Young date trees in between the settlement of Massua and the Palestinian village of Fasayil. The land they are growing has recently been confiscated from Palestinian people: Photo by Corporate Occupation

 

A shot from the road of the huge date plantations south of Massua settlement, Jordan Valley: Photo by Corporate Occupation

 

A date refrigeration plant at the settlement Regional Council of the Jordan Valley: photo by Corporate Occupation

Undercover Corporate Occupation researchers visited several of the Jordan Valley settlements during May and June 2018. Many of the dates we saw packaged in the settlements of Tomer and Gilgal were not packaged for the big supermarkets, but instead were packaged for export to small shops inside and outside Palestine. These small shops, often Muslim owned, sell boxes of dates for people to break their Ramadan fast.

 

Settlement dates on sale in the settlement of Tomer, Jordan Valley: photo by Corporate Occupation

 

Date packaging in a packing house in the settlement of Na’ama, Jordan Valley: photo by Corporate Occupation

Some Jordan Valley settlement dates are boxed in Arabic language packaging to appeal to Muslims breaking the fast during Ramadan. Many boxes are labelled ‘produce of Israel’, despite the fact that they are grown on stolen Palestinian land. Other boxes have no labelling to indicate the origin of the dates at all.

 

Date packaging with Arabic writing, seen in packing house in Na’ma settlement, Jordan Valley: photo by Corporate Occupation

 

These boxes state that the dates are “Produce of Israel”

 

Date packaging found in Na’ama settlement, bearing a company address indicating the dates are from Israel, when they are actually from the territories occupied by Israel in 1967. The dates are marketed by MOR International, photo by Corporate Occupation

In the illegal Israeli settlement of Gilgal, which has invested millions of dollars on a wastewater irrigation system to improve its date production, a huge refrigeration unit is dedicated to the packing of dates for export through Israeli export company Mehadrin-Tnuport (MTEX).

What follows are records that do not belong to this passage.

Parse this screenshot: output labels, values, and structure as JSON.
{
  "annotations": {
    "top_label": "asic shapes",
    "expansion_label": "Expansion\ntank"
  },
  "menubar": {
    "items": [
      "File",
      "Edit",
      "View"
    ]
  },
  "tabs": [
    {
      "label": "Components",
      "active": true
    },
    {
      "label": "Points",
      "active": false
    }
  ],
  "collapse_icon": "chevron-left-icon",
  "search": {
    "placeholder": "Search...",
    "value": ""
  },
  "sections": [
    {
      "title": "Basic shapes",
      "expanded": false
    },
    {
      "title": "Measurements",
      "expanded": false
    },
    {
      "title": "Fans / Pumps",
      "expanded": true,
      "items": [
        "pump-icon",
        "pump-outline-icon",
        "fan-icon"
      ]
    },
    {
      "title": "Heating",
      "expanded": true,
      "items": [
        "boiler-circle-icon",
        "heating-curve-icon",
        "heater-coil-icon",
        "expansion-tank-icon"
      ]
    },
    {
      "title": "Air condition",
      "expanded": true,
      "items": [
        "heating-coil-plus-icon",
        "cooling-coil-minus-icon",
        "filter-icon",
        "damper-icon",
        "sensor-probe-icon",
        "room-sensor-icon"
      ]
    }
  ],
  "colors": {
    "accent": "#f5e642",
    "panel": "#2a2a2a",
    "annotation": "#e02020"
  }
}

Sign in the date refrigeration unit at the settlement of Gilgal, boasting that Gilgal dates are exported to supermarkets all over Europe through Mehadrin-Tnuport (MTEX): photo by Corporate Occupation

Palestinians have called for a boycott of Israeli goods until the Israeli occupation ends, the siege of Gaza is ended and Palestinian refugees are granted the right to return home.

This article is the first of a series of articles about the Israeli settler companies profiting from date export from the Jordan Valley. Over the coming months we will be naming the companies profiting from settlement agriculture and the colonisation of Palestinian land.